Un ex impianto nucleare al centro delle indagini
Il Savannah River Site è una vasta area costruita negli anni Cinquanta nei pressi della città di Aiken, in Carolina del Sud, durante la Guerra Fredda. Per decenni ha prodotto plutonio e trizio, materiali fondamentali per la fabbricazione di armi nucleari, fino a quando – a metà degli anni Novanta – è iniziato un processo di chiusura e bonifica che ancora oggi non è stato completato. Secondo i funzionari, le operazioni di messa in sicurezza termineranno soltanto intorno al 2065, un arco temporale che conferma quanto sia complesso gestire i residui di un passato tecnologico e militare tanto ingombrante.

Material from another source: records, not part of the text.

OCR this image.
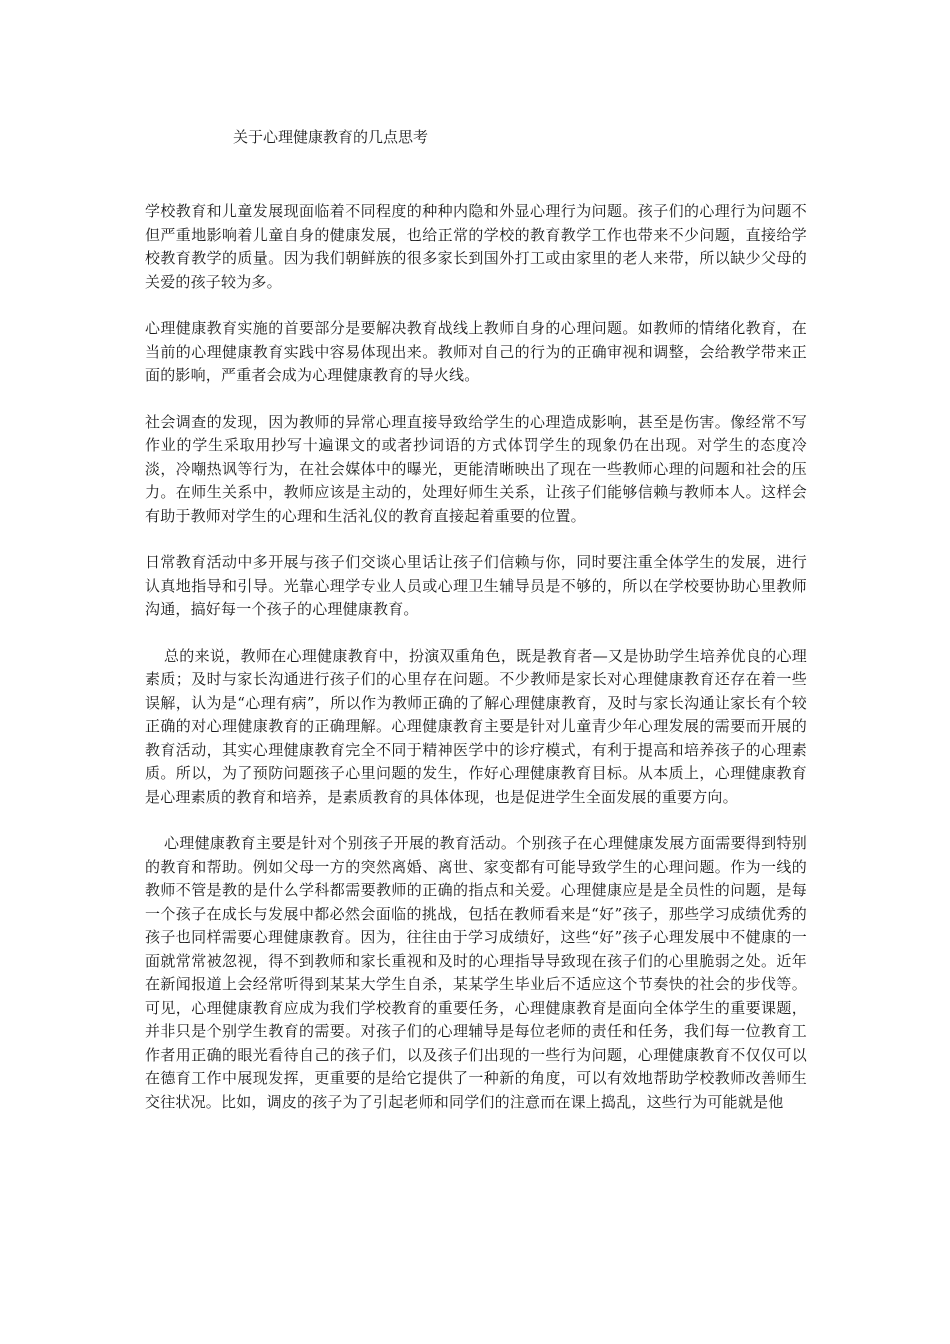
关于心理健康教育的几点思考

学校教育和儿童发展现面临着不同程度的种种内隐和外显心理行为问题。孩子们的心理行为问题不但严重地影响着儿童自身的健康发展，也给正常的学校的教育教学工作也带来不少问题，直接给学校教育教学的质量。因为我们朝鲜族的很多家长到国外打工或由家里的老人来带，所以缺少父母的关爱的孩子较为多。

心理健康教育实施的首要部分是要解决教育战线上教师自身的心理问题。如教师的情绪化教育，在当前的心理健康教育实践中容易体现出来。教师对自己的行为的正确审视和调整，会给教学带来正面的影响，严重者会成为心理健康教育的导火线。

社会调查的发现，因为教师的异常心理直接导致给学生的心理造成影响，甚至是伤害。像经常不写作业的学生采取用抄写十遍课文的或者抄词语的方式体罚学生的现象仍在出现。对学生的态度冷淡，冷嘲热讽等行为，在社会媒体中的曝光，更能清晰映出了现在一些教师心理的问题和社会的压力。在师生关系中，教师应该是主动的，处理好师生关系，让孩子们能够信赖与教师本人。这样会有助于教师对学生的心理和生活礼仪的教育直接起着重要的位置。

日常教育活动中多开展与孩子们交谈心里话让孩子们信赖与你，同时要注重全体学生的发展，进行认真地指导和引导。光靠心理学专业人员或心理卫生辅导员是不够的，所以在学校要协助心里教师沟通，搞好每一个孩子的心理健康教育。

总的来说，教师在心理健康教育中，扮演双重角色，既是教育者—又是协助学生培养优良的心理素质；及时与家长沟通进行孩子们的心里存在问题。不少教师是家长对心理健康教育还存在着一些误解，认为是“心理有病”，所以作为教师正确的了解心理健康教育，及时与家长沟通让家长有个较正确的对心理健康教育的正确理解。心理健康教育主要是针对儿童青少年心理发展的需要而开展的教育活动，其实心理健康教育完全不同于精神医学中的诊疗模式，有利于提高和培养孩子的心理素质。所以，为了预防问题孩子心里问题的发生，作好心理健康教育目标。从本质上，心理健康教育是心理素质的教育和培养，是素质教育的具体体现，也是促进学生全面发展的重要方向。

心理健康教育主要是针对个别孩子开展的教育活动。个别孩子在心理健康发展方面需要得到特别的教育和帮助。例如父母一方的突然离婚、离世、家变都有可能导致学生的心理问题。作为一线的教师不管是教的是什么学科都需要教师的正确的指点和关爱。心理健康应是是全员性的问题，是每一个孩子在成长与发展中都必然会面临的挑战，包括在教师看来是“好”孩子，那些学习成绩优秀的孩子也同样需要心理健康教育。因为，往往由于学习成绩好，这些“好”孩子心理发展中不健康的一面就常常被忽视，得不到教师和家长重视和及时的心理指导导致现在孩子们的心里脆弱之处。近年在新闻报道上会经常听得到某某大学生自杀，某某学生毕业后不适应这个节奏快的社会的步伐等。可见，心理健康教育应成为我们学校教育的重要任务，心理健康教育是面向全体学生的重要课题，并非只是个别学生教育的需要。对孩子们的心理辅导是每位老师的责任和任务，我们每一位教育工作者用正确的眼光看待自己的孩子们，以及孩子们出现的一些行为问题，心理健康教育不仅仅可以在德育工作中展现发挥，更重要的是给它提供了一种新的角度，可以有效地帮助学校教师改善师生交往状况。比如，调皮的孩子为了引起老师和同学们的注意而在课上捣乱，这些行为可能就是他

È proprio in questo contesto che sono comparsi i primi nidi contaminati al plutonio, rimossi e trattati come rifiuti radioattivi dopo essere stati individuati durante i controlli di routine. Le analisi hanno rivelato livelli bassi di radiazione, giudicati non pericolosi per i lavoratori né per le comunità circostanti, che si trovano a distanza di sicurezza. Tuttavia, come hanno spiegato diversi esperti – tra cui il biologo Timothy Mousseau dell’Università della Carolina del Sud – la scoperta non può essere liquidata come un’anomalia trascurabile.
Come le vespe diventano “sentinelle” della radioattività
Il meccanismo è semplice: le vespe costruiscono i propri nidi con fango, fibre vegetali e piccoli detriti raccolti nell’ambiente. Se questi materiali sono entrati in contatto con particelle radioattive, i nidi diventano inconsapevolmente dei contenitori di radiazioni. Nel caso del Savannah River Site, uno dei nidi mostrava livelli di contaminazione superiori ai limiti di sicurezza federali, segnale che esistono ancora zone in cui il controllo e l’isolamento non sono stati del tutto efficaci.
Questo fenomeno non è del tutto nuovo. In passato, negli stessi siti nucleari dismessi, erano stati osservati uccelli e altri animali con tracce di radioattività, come accadde nel 2017 quando vennero trovati escrementi di volatili contaminati sui tetti di alcuni edifici. L’episodio dei nidi di vespe radioattive rientra dunque in una casistica più ampia che mostra come la natura, attraverso gli animali, possa restituire informazioni preziose sui rischi invisibili legati alla radioattività ambientale.
Dubbi sulla bonifica e prospettive future
Il Dipartimento dell’Energia statunitense ha ribadito che non esistono pericoli immediati né per la salute umana né per l’ecosistema circostante. Ma la presenza di questi nidi suggerisce che ci siano ancora aree del sito non del tutto isolate, capaci di esporre gli insetti e, indirettamente, altre specie viventi a contaminazione radioattiva. Gli esperti sottolineano che questi episodi rappresentano una sorta di “bandiera rossa”, un avvertimento che impone maggiore sorveglianza e un monitoraggio più capillare.
Per gli scienziati come Mousseau, che da anni studiano gli effetti delle radiazioni in luoghi come Chernobyl e Fukushima, la scoperta va oltre il caso locale. I nidi di vespe radioattive sono un campanello d’allarme che interroga la capacità delle società moderne di gestire l’eredità degli impianti nucleari e di garantire che non vi siano falle nei processi di bonifica dei siti nucleari dismessi.
Il Savannah River Site, nato come avamposto della corsa agli armamenti, si ritrova oggi al centro di una nuova sfida: non più la produzione di materiale bellico, ma la lunga e complessa missione di ripulire il territorio e ridurre al minimo i rischi per l’ambiente. I quattro nidi non cambiano la storia della radioprotezione americana, ma ricordano che i residui della Guerra Fredda non appartengono soltanto ai libri di storia: continuano a riaffiorare, talvolta, nei luoghi più imprevisti, perfino tra le trame di un alveare di fango costruito da semplici insetti.